I ignored the possibility that time was running out. “You still doing art?”
She shook her head. “Not so much.”
My head withdrew. “Why not?”
“There aren’t many jobs in the field.”
Needing to be closer, I stepped forward. “That’s a shame.”
Hadley slowly stepped back, obviously wanting to distance herself from me.
“You’re really talented,” I said.
Her lips twisted as her shoulders shrugged. “Goodnight, Conner.” She turned and started back in the direction of her plac
e.
Shit.
“I wanna see you in the morning.”
She stopped, glancing over her shoulder. “I knew a guy once who promised to kiss me in the morning.”
I smiled. She hadn’t forgotten my words. “Smart guy.”
She shook her head. “Not really. He didn’t end up with the girl.”
“I bet he’s not one to give up.”
She scoffed, turning again and heading away from me.
“Hey, Hadley.”
I wasn’t sure she’d stop. I thought it was the moment she walked out of my life for good. But she did stop, under the blue security light, glancing back over her shoulder.
“Even if I have to walk ten paces behind you, there’s no way in hell I’m not walking you home.”
She stared back at me, the blue glow emanating around her. I wasn’t sure what she was thinking. But I prayed it wasn’t the last thing I’d get to say to her. Without warning, her lips slipped into a small smile. “Make it twenty.”
I nodded as a shred of hope filled in a small space in the hole in my heart. “Will do.”
And I did. I followed her to her place, waiting until she stepped safely inside her building before taking off across campus and slipping back into Vik’s room.
Hadley
I walked across campus in the same daze I’d been in since meeting up with Conner the previous night. I thought speaking to him would’ve made me feel better. Given me closure. Stopped me from being sidetracked by thoughts of him and memories of us together throughout the day.
It hadn’t.
It only made me think about him more. The touch of his hands on my shoulders. The way he looked me in the eyes like what I said meant everything to him.

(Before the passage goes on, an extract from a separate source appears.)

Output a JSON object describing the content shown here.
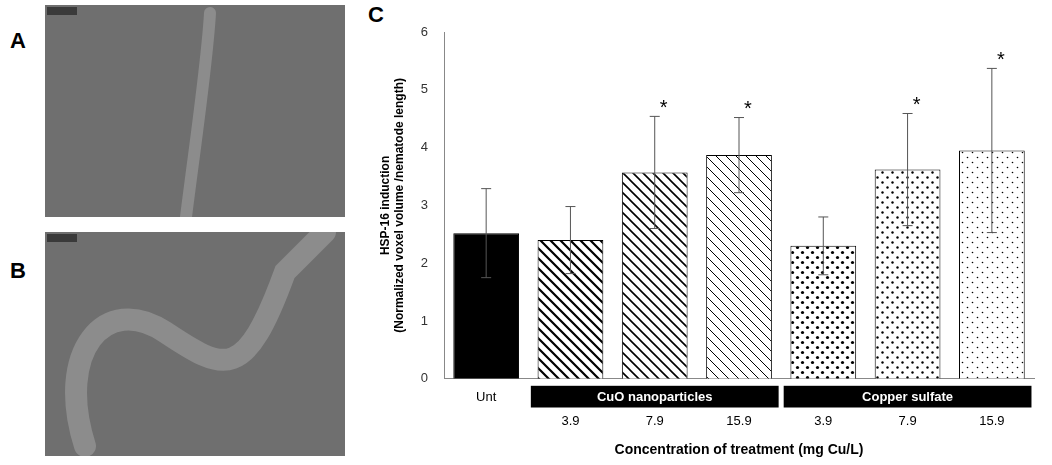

The way he spoke with that same possessiveness over me he once had. The way he followed me home to be sure I was safe.
Damn him.
The truth was I wanted the person I thought he was. The guy who’d done thoughtful things for me. Who’d uttered sweet things in my ear. Who’d made me feel things I’d never felt before. I’d given myself to someone who didn’t exist. Someone who never existed. And that was one of the hardest things I’d had to come to grips with.